When I was invited to visit El Paso and Ciudad Juárez by the Aspen Institute, I was immediately intrigued. I have lived my life between the US and Mexico, yet knew relatively little about where the two nations meet - that controversial space so often described in the media and by Hollywood as a dangerous zone of conflict and hopelessness.
What I found was a pleasant surprise. The American and Mexican communities that live at the border are united by common geography, history, language, and aspirations, and have much to teach the rest of the country about how to build harmonious bicultural communities.
The border sprung up in our collective national consciousness in recent decades, but bicultural communities have lived in the area, floating back and forth across previously insignificant physical borders, for centuries. In particular, the Paso del Norte region- comprising West Texas, Southern New Mexico, and Chihuahua -served as a vital crossroad for continental trade well before national lines were drawn. In 2014 the total value of two-way trade at the El Paso-Juarez border region was $68 billion dollars, and many Mexican Americans in the US can trace their roots to this area.
Those who live in the area have family and social ties in both Mexico and the US. Leaders in El Paso and Juárez emphasize that in order to advance as communities, it is fundamental to conduct economic and urban planning across national, state and municipal jurisdictions. Not to do so would be to ignore the natural socioeconomic synergies and geographic realities.
The Borderplex Alliance spurs competitiveness in the region by promoting education, infrastructure improvements, and general quality of life. The University of Texas at El Paso, which offers in-state tuition to Mexican citizens, is dedicated to serving the broader regional community with a focus on engineering and research, which perfectly complements the important manufacturing base in Juárez. In contrast to the national hysteria whipped up by some presidential candidates, this is a pragmatic and peaceful community.

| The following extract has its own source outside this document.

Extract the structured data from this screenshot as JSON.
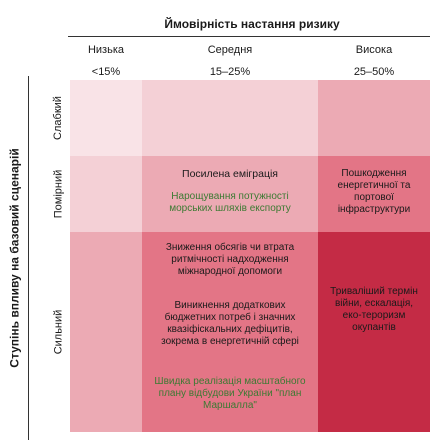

It would be Pollyannaish not to recognize the enormous challenges that border communities face - high rates of poverty, deficient infrastructure, desert topography - but not enough of us understand the importance of this region or the lessons if offers.
When Ciudad Juárez was plagued by a wave of violence several years ago, instead of giving up, the community bravely came together. The Fundación Comunitaria de la Frontera Norte and business owners like the De la Vega family devised a series of strategies that bore fruit. They began working with local law enforcement, identifying who could serve as reliable partners and encouraged victims of crime to speak out. Los Bravos de Juárez, a second division soccer team was brought to the city and a children´s museum, La Rodadora, was finally opened, providing hope and much-needed distractions to the population at large.
Juárez, which carries the connotation of danger - should also be known for its guts and grit. As Alejandra De la Vega said to me during a casual conversation on the subject, "I would rather die trying to improve my city than to just give up." The achievements of civil society in Juárez are an example for all of Mexico and beyond.
Regardless of how high and thick you build a fence, Mexican and American communities at the border do not lead separate lives, but ones that are intertwined. Politicians and policy makers who do not live at the border often seek to impose their will without fully understanding the complexities. Progress for these communities is not enhanced by what is already a prominent physical barrier at the border, but rather frustrated. For example, it can take up to 2 hours to cross back into the US after spending a day in Ciudad Juárez, a heavy cost for businesspeople, students and consumers alike.
Mexico is the US's third most important trading partner, only after Canada and China. Together Mexico, Canada, and the US make up the North American powerhouse that enjoys distinct competitive advantages in innovation, manufacturing, and energy. It makes sense to do everything possible to continue harmonizing regulations, investing in infrastructure and facilitating trade at the border. From an economic perspective, we should be doing everything to reduce physical and administrative barriers in order to spur economic growth.
One could argue that it is a matter of national security, but the militarization of the border is unnecessary and has done more harm than good. El Paso is one of the safest cities in the US. What makes Juárez less safe is the drug trade, which serves massive illicit drug habits in the US and overwhelms the capacity of law enforcement in northern Mexico. Complicating matters are lax US gun purchasing laws. Organized crime can buy high caliber weaponry in the US that is then smuggled into Mexico; one can only wonder how it continues to be so easy.
The US spends approximately $18 billion a year on border enforcement, when net immigration flows from Mexico have been below zero since 2009. What results could we achieve if these enormous sums of money were spent on improvements in infrastructure that would facilitate legal trade and on education designed to ensure our joint communities thrive?
Both the federal governments of the US and Mexico should listen more carefully to the communities at the border in order to learn from their experiences and allow them a greater say in their future. This local, bicultural knowledge is the key to a more prosperous region not only at the border, but throughout North America.